The Poetry Project

Editor’s Note

Kay Gabriel

One link between the pieces collected in this issue of the Poetry Project Newsletter is a sense of being impatiently fixed in place. Anjali Emsellem, introducing a series of currently incarcerated poets, suggests that the “relationality of building a writing structure” can push past prison regulations—like book bans, censorship of organizers like Pennsylvania’s Stevie Wilson, or restrictions on receiving mail—that aim “to block intimate communication and collaboration.” Emsellem’s suggestion rhymes with the claim that Rob Halpern explores in his review of Emily Abendroth’s Sousveillance Pageant: that a poetry wherein “the unrecognizable and the over-the-top converge” pierces the “realism” of the prison. What else shakes us loose from being so ruinously stuck wherever we are?

Maybe experimentation. “We can’t know what these experimental drugs will do to the children!” Zach Ozma mock-shrieks in his review of Stephen Ira’s Chasers. “Oh, she’s experimenting with gender. He’s experimenting with men. She’s experimenting with women. It’s normal to experiment! They’re experimenting with hormones. Think of it as a sexual experiment! This is too experimental. It’s kind of a social experiment.” And then, more seriously: “The experiment reaches forward, seeks to know more, seeks a different condition and so creates it.” Rebecca Teich explores Stacy Szymaszek’s experiments with rewriting Pasolini, which, in a sense, aim to free the writer from being fixed in a highly gendered timeline: “Szymaszek inverts the paradigm of the childish adult to reveal the unique nonconformity of the adult-like child. The nonlinear interplay between childhood, gender nonconformity, and queerness reveals this cruel world in which such children are viewed as ‘both a threat and in need of protection’ while simultaneously obscuring and denying children’s autonomy.” Ozma and Teich converge on language’s slippery playfulness to break something free, and I think Simone White does something similar in her ekphrastic riff on a murderous history’s art record: “This was supposed to be an art historical joke about Washington’s balls.”

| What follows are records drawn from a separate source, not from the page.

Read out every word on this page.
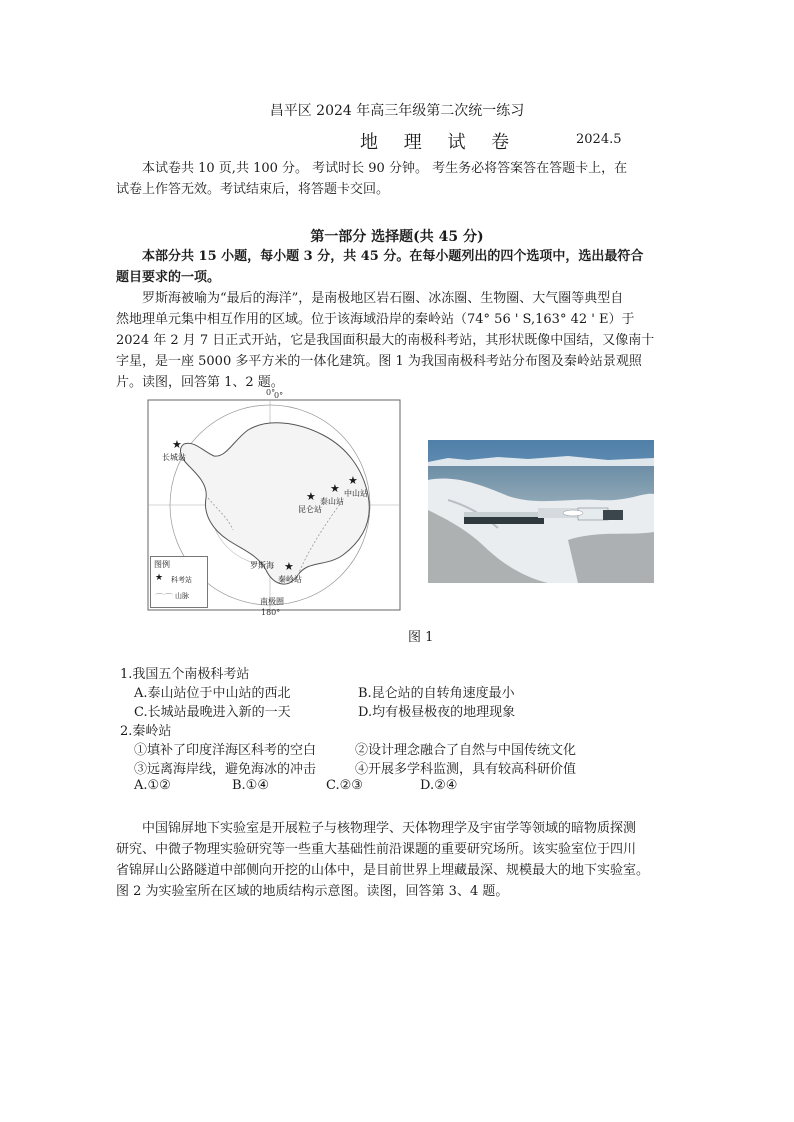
昌平区 2024 年高三年级第二次统一练习
地 理 试 卷	2024.5
本试卷共 10 页,共 100 分。 考试时长 90 分钟。 考生务必将答案答在答题卡上，在
试卷上作答无效。考试结束后，将答题卡交回。
第一部分 选择题(共 45 分)
本部分共 15 小题，每小题 3 分，共 45 分。在每小题列出的四个选项中，选出最符合
题目要求的一项。
罗斯海被喻为“最后的海洋”，是南极地区岩石圈、冰冻圈、生物圈、大气圈等典型自
然地理单元集中相互作用的区域。位于该海域沿岸的秦岭站（74° 56 ' S,163° 42 ' E）于
2024 年 2 月 7 日正式开站，它是我国面积最大的南极科考站，其形状既像中国结，又像南十
字星，是一座 5000 多平方米的一体化建筑。图 1 为我国南极科考站分布图及秦岭站景观照
片。读图，回答第 1、2 题。
0°
0°
180°
★
长城站
★
中山站
★
泰山站
★
昆仑站
★
秦岭站
罗斯海
南极圈
图例
★ 科考站
⌒⌒ 山脉
图 1
1.我国五个南极科考站
A.泰山站位于中山站的西北	B.昆仑站的自转角速度最小
C.长城站最晚进入新的一天	D.均有极昼极夜的地理现象
2.秦岭站
①填补了印度洋海区科考的空白	②设计理念融合了自然与中国传统文化
③远离海岸线，避免海冰的冲击	④开展多学科监测，具有较高科研价值
A.①②	B.①④	C.②③	D.②④
中国锦屏地下实验室是开展粒子与核物理学、天体物理学及宇宙学等领域的暗物质探测
研究、中微子物理实验研究等一些重大基础性前沿课题的重要研究场所。该实验室位于四川
省锦屏山公路隧道中部侧向开挖的山体中，是目前世界上埋藏最深、规模最大的地下实验室。
图 2 为实验室所在区域的地质结构示意图。读图，回答第 3、4 题。
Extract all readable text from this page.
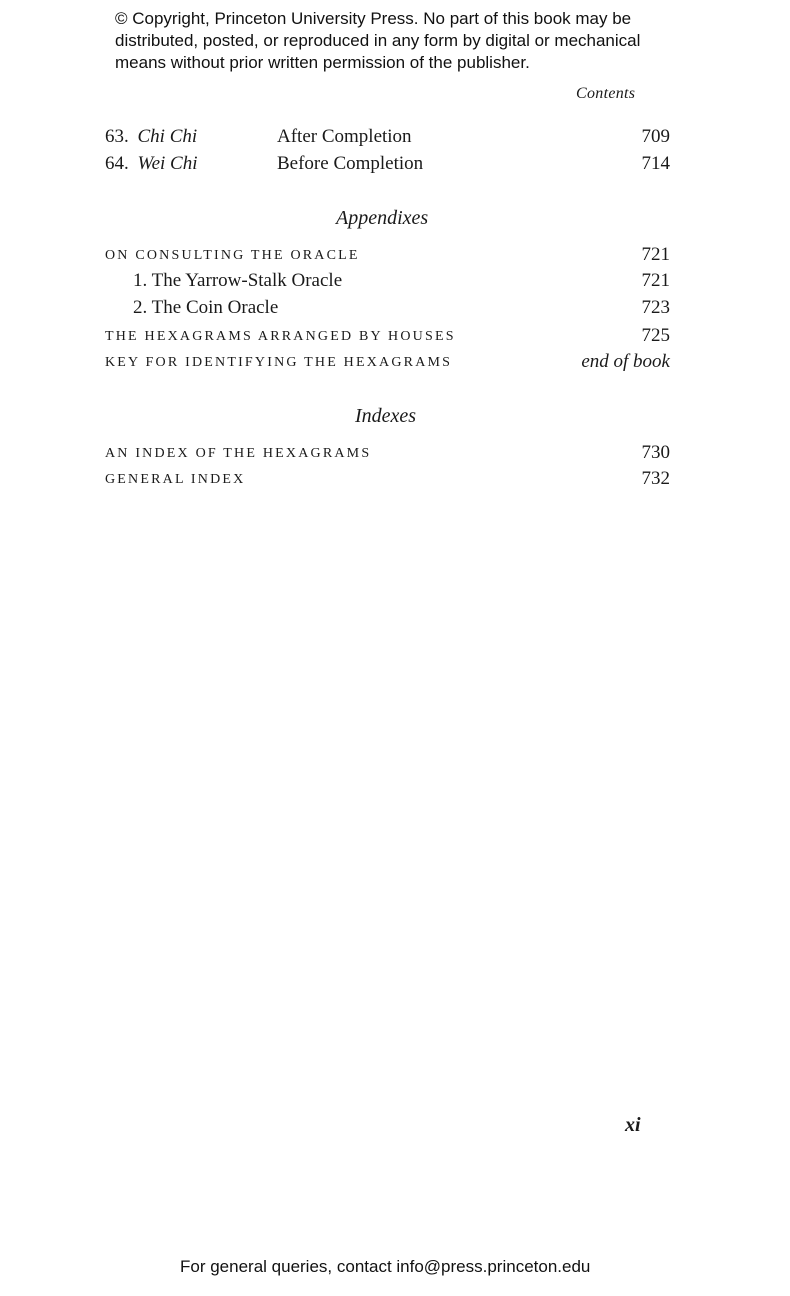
© Copyright, Princeton University Press. No part of this book may be
distributed, posted, or reproduced in any form by digital or mechanical
means without prior written permission of the publisher.
Contents
63. Chi Chi	After Completion	709
64. Wei Chi	Before Completion	714
Appendixes
ON CONSULTING THE ORACLE	721
1. The Yarrow-Stalk Oracle	721
2. The Coin Oracle	723
THE HEXAGRAMS ARRANGED BY HOUSES	725
KEY FOR IDENTIFYING THE HEXAGRAMS	end of book
Indexes
AN INDEX OF THE HEXAGRAMS	730
GENERAL INDEX	732
xi
For general queries, contact info@press.princeton.edu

It’s summer—maybe, like Ozma says, the “summer of the chaser”—so here’s a word about love as well. Pride Sunday, Octo Octa and Eris Drew played back to back at the Knockdown Center; for me, the set peaked when the two lover-collaborators played the Fatback Band’s “Spread Love” for a delirious half hour. I’m here to spread love all over the world, right here, right now, like it’s good news, a political program, or a mass social experiment not in private longing but collective life. In a vulnerable essay on Sara Dosa’s documentary Fire of Love, James Barickman recalls asking the director what making her film taught her about love. The film follows the French volcanologist couple Katia and Maurice Krafft over their two decades spent chasing eruptions, capturing footage of lava flows and developing the science to enable mass evacuation plans. Barickman writes: “There’s a laugh, a rustle of bemused film bros permeating the theater. But Dosa regards my question with sincerity. While maintaining constant—dare I say, burning—eye contact, the director explains that the film has taught her how to live & die with meaning.” That feels dramatic, but no more so than the political moment and its fever pitch of emergency—right here, right now—which the issue’s essays and poems in some sense are all responding to. Get into it.